AlphaFold 2 was a breakthrough for predicting single protein structures. However, this success highlighted the much larger, unsolved challenges of modeling protein interactions, their dynamic movements, and the actual folding process, which are critical for understanding disease and drug discovery.
Modern protein models use a generative approach (diffusion) instead of regression. Instead of predicting one "correct" structure, they model a distribution of possibilities. This better handles molecular dynamism and avoids averaging between multiple valid states, which is a flaw of regression models.
Lacking massive compute resources, the Boltz team could only afford one training run for their model. They discovered and fixed bugs mid-training by stopping the run, patching the code, and resuming. This created a powerful but technically irreproducible model born from necessity.
Contrary to trends in other AI fields, structural biology problems are not yet dominated by simple, scaled-up transformers. Specialized architectures that bake in physical priors, like equivariance, still yield vastly superior performance, as the domain's complexity requires strong inductive biases.
Unlike LLMs, parameter count is a misleading metric for AI models in structural biology. These models have fewer than a billion parameters but are more computationally expensive to run due to cubic operations that model pairwise interactions, making inference cost the key bottleneck.
To get scientists to adopt AI tools, simply open-sourcing a model is not enough. A real product must provide a full-stack solution, including managed infrastructure to run expensive models, optimized workflows, and a UI. This abstracts away the complexity of MLOps, allowing scientists to focus on research.

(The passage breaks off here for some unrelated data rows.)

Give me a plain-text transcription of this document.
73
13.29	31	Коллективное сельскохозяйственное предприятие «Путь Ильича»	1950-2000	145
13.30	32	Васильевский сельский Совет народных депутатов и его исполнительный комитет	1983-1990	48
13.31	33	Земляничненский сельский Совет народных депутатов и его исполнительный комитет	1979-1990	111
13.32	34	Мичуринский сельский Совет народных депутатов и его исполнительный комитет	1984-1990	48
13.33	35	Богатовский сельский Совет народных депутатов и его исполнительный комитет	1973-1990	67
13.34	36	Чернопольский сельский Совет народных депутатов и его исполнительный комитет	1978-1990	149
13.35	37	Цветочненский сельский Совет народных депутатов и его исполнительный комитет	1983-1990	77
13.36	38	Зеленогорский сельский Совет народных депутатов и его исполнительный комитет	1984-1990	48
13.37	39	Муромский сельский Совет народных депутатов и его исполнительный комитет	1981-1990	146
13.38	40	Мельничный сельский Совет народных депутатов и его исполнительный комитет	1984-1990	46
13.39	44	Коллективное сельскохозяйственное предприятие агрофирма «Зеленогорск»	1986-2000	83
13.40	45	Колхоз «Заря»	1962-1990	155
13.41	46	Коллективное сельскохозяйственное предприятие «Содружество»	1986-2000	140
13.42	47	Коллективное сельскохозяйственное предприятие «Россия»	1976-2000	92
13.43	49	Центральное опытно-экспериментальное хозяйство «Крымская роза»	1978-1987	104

To convince skeptical medicinal chemists of AI's value, you must deliver a result that surpasses their intuition. It's not about the user interface, but about the model generating a genuinely surprising and effective molecule. This "aha" moment, validated by lab results, is the ultimate way to build trust.
Models like AlphaFold don't solve protein folding from physics alone. They heavily rely on co-evolutionary data, where correlated mutations across species provide strong hints about which amino acids are physically close. This dramatically constrains the search space for the final structure.
A key strategy for improving results from generative protein models is "inference-time scaling." This involves generating a vast number of potential structures and then using a separate, fine-tuned scoring model to rank them. This search-and-rank process uncovers high-quality solutions the model might otherwise miss.
By open-sourcing its model, Boltz created a feedback loop where the community discovered novel use-cases, like a crude but effective "inference-time search" for antibody prediction. This demonstrates how open access allows external users to find creative applications the original developers hadn't considered.
To avoid overfitting and prove true generalization, Bolts validates its protein design models by testing them across a wide array of targets from over 25 external academic and industry labs. This diverse, real-world testing is the ultimate benchmark of a model's utility in drug discovery.
Bolts Gen's protein design model simplifies its task by predicting only the final 3D atomic structure. Because different amino acids have unique atomic compositions, the model's placement of atoms implicitly determines the protein's sequence, elegantly merging two traditionally separate prediction tasks.